Sabato sera è stato proposto un caposaldo della drammaturgia del Novecento come “Pensaci, Giacomino!” di Luigi Pirandello, con il sempreverde Pippo Pattavina nelle vesti del professor Toti e Guglielmo Ferro alla regia, un binomio ormai consolidato nel rappresentare il repertorio del grande scrittore. In primo piano una critica profonda delle convenzioni sociali, dell’ipocrisia, delle maschere con cui la gente comune traveste la propria assenza di principi etici.
Pattavina ha saputo incarnare al meglio le emozioni profonde di un personaggio, il professor Agostino Toti, che cerca di dare un tono alla propria esperienza.

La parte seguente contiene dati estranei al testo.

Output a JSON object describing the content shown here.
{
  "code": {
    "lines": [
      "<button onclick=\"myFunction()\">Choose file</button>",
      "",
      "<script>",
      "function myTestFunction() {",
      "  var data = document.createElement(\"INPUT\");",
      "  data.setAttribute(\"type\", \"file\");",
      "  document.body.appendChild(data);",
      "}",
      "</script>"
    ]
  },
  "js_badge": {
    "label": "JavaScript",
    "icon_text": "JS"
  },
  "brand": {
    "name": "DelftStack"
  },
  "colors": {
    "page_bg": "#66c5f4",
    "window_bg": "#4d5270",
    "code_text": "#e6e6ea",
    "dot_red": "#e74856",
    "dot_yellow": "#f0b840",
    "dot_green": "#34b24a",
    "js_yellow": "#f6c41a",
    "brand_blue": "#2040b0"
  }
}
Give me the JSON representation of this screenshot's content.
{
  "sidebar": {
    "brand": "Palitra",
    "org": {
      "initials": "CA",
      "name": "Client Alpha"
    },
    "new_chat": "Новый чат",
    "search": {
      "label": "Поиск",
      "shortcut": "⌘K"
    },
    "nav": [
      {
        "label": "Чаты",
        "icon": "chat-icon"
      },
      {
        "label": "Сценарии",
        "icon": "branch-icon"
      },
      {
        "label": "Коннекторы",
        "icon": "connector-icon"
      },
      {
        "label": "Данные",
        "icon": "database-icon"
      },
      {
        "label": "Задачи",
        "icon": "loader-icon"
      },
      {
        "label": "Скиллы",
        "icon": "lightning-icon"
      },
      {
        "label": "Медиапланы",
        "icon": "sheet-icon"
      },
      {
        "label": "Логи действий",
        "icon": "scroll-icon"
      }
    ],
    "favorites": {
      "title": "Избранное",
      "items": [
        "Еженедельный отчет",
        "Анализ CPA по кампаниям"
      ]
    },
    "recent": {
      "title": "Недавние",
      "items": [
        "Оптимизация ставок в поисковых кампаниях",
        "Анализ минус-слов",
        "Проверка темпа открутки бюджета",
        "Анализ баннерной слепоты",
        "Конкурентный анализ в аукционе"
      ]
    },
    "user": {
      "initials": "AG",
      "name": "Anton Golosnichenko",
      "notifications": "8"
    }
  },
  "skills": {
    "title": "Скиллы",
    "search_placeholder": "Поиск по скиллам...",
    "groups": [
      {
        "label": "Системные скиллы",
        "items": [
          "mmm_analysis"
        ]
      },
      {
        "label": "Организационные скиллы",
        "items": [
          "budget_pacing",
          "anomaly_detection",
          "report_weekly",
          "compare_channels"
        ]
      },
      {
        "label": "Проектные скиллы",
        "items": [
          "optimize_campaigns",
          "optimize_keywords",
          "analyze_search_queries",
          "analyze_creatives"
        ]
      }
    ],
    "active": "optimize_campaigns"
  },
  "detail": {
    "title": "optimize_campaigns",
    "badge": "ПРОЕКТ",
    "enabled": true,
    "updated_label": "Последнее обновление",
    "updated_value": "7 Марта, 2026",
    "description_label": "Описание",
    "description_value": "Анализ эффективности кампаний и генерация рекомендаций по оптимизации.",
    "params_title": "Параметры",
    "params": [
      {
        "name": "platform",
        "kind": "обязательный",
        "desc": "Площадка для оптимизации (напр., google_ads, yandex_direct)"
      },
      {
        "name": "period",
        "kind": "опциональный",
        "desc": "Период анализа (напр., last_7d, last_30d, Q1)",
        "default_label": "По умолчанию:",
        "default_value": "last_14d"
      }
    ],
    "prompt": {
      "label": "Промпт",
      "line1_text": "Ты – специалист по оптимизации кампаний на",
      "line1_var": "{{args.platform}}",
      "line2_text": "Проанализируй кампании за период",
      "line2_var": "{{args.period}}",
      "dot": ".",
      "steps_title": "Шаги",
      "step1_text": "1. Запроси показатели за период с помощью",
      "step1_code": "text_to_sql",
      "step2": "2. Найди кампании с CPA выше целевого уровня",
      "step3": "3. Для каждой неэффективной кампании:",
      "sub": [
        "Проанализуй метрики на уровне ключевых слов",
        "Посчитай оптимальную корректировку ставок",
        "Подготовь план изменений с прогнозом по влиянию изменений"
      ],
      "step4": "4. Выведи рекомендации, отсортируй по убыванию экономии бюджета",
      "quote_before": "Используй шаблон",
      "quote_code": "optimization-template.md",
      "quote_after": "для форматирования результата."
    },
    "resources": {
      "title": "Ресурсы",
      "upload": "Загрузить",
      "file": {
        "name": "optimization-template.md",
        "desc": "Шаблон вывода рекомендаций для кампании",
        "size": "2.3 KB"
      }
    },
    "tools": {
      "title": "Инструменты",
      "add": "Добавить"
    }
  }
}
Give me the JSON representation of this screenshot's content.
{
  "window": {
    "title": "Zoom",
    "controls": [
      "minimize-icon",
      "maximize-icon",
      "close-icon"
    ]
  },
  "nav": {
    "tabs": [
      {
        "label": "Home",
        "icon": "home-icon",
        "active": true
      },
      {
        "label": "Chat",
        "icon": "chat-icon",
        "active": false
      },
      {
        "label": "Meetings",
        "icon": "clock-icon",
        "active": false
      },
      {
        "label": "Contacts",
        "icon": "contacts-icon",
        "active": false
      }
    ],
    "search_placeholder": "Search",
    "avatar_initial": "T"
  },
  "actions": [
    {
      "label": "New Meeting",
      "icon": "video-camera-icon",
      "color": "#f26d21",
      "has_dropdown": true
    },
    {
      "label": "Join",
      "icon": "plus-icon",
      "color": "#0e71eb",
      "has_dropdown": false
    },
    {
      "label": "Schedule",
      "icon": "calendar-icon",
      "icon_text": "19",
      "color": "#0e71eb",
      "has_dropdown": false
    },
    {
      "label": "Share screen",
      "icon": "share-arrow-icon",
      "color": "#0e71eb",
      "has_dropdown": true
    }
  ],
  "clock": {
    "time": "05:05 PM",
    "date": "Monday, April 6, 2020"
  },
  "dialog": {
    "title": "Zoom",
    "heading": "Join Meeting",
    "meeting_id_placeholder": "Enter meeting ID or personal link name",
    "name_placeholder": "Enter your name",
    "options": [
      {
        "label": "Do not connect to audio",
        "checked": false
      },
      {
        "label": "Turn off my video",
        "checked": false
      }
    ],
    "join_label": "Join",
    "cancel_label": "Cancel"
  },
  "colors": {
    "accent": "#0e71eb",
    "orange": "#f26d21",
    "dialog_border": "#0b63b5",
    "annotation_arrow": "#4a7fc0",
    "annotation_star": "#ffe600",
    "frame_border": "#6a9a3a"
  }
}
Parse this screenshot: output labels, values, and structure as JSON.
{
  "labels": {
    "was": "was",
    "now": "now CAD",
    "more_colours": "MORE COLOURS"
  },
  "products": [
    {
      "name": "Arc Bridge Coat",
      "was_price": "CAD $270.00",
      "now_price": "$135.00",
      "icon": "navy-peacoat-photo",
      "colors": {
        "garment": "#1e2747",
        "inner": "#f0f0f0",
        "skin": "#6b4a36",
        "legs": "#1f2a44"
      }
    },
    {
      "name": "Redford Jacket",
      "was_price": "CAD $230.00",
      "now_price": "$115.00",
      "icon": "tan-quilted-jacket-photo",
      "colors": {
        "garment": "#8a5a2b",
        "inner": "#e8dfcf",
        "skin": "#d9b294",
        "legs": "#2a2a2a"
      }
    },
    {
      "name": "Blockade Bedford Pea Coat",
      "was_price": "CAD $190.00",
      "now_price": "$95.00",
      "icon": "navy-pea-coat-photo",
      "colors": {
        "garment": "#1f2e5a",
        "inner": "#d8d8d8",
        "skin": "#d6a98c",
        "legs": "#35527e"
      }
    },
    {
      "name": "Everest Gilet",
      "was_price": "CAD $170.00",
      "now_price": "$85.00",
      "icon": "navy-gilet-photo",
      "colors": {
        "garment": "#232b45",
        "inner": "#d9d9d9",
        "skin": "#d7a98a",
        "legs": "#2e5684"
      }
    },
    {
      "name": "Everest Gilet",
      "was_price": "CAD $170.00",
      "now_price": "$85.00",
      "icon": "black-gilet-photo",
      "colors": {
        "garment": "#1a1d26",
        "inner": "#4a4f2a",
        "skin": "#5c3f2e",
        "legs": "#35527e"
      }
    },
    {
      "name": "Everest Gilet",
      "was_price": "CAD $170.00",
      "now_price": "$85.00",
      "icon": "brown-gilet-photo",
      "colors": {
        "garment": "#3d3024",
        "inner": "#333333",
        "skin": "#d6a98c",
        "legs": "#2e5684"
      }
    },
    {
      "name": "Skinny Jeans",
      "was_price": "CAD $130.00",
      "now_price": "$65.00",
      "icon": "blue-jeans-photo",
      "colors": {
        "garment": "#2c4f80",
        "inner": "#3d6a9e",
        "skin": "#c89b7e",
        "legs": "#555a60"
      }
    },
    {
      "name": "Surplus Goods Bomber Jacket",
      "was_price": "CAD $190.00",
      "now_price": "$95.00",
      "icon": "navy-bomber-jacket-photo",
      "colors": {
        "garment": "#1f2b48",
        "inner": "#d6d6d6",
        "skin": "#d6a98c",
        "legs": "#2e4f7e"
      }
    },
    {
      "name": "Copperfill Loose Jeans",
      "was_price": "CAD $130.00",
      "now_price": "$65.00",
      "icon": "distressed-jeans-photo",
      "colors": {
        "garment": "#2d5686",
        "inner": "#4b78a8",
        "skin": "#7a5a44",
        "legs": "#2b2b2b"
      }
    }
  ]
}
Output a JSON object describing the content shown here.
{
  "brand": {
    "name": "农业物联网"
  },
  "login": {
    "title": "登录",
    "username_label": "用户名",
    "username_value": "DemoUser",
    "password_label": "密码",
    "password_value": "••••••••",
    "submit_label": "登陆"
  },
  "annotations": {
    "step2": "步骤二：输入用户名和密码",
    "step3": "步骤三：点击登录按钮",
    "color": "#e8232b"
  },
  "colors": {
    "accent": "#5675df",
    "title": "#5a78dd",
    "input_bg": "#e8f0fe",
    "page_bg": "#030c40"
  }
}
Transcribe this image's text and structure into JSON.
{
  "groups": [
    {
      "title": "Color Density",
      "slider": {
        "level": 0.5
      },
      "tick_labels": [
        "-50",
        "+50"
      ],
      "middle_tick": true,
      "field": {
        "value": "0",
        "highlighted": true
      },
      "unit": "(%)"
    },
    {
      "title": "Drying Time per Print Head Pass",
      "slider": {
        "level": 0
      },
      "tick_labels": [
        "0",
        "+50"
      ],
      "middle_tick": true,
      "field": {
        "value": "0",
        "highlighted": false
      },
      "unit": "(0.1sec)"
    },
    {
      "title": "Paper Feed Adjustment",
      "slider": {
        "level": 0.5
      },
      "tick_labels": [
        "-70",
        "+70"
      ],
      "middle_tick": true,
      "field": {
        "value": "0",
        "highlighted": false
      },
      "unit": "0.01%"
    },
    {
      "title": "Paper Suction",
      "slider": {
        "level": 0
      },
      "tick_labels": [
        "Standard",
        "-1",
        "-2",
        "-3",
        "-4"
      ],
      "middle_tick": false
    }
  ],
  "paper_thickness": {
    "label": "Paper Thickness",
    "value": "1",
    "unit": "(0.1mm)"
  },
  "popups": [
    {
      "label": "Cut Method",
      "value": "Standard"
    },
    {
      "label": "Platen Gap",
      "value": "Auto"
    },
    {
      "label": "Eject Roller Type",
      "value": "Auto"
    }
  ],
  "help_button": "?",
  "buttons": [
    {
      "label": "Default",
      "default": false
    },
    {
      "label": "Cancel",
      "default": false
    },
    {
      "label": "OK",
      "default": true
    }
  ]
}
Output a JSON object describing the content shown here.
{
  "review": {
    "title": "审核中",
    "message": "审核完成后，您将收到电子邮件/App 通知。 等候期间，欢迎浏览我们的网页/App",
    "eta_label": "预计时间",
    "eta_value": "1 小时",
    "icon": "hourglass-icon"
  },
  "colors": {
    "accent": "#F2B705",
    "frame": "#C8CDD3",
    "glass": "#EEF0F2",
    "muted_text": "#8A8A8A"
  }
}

La commedia, scritta nel 1916, riprende i tipici temi pirandelliani che emergono con evidenza nell’opera, cioè i paradossi esistenziali dell’individuo – ipocrisia, maschere sociali, crisi di identità – e i conseguenti dilemmi che nascono dalle sanzioni da parte della società.
Nella pièce, infatti, il professor Toti, insegnante ginnasiale piuttosto anziano e screditato agli occhi di alunni e colleghi, si sente impossibilitato nel continuare a insegnare e cova del risentimento nei confronti della società. Per ottenere una rivalsa nei confronti dello Stato a cui egli pensa sia dovuto il suo fallimento, prende per moglie una ragazza molto giovane di umili condizioni di nome Lillina che però è incinta di un giovane del paese, Giacomino.
Nonostante ciò, questo aspetto così grave per le convenzioni sociali dell’epoca non distoglie Toti dal suo proposito, né sembra preoccuparlo.
Una interpretazione molto apprezzata dal pubblico presente. Il regista Ferro non ha dubbi: “Toti non appare come un vinto, né una figura triste o malinconica, di vecchio ingrigito dai propri pensieri. È anzi l’unico che esce vincitore in una guerra dalla quale tutti escono sconfitti; il più intelligente, in fondo, quello che sente di poter scegliere, di essere padrone della propria vita, delle proprie certezze, dei propri errori, pronto a pagare, a sentire tutto sulla pelle con coraggio. Non è il candore senile a impegnare il personaggio, ma l’acutezza mentale, il profondo rigore etico, la coerenza tagliente, quello che infastidisce; perché fa pensare, perché mette di fronte ognuno di noi alla nostra ridicola apparenza di fantocci impegnati in rituali spogli di ogni significato, decisi da qualcun altro e accettati per comodità”.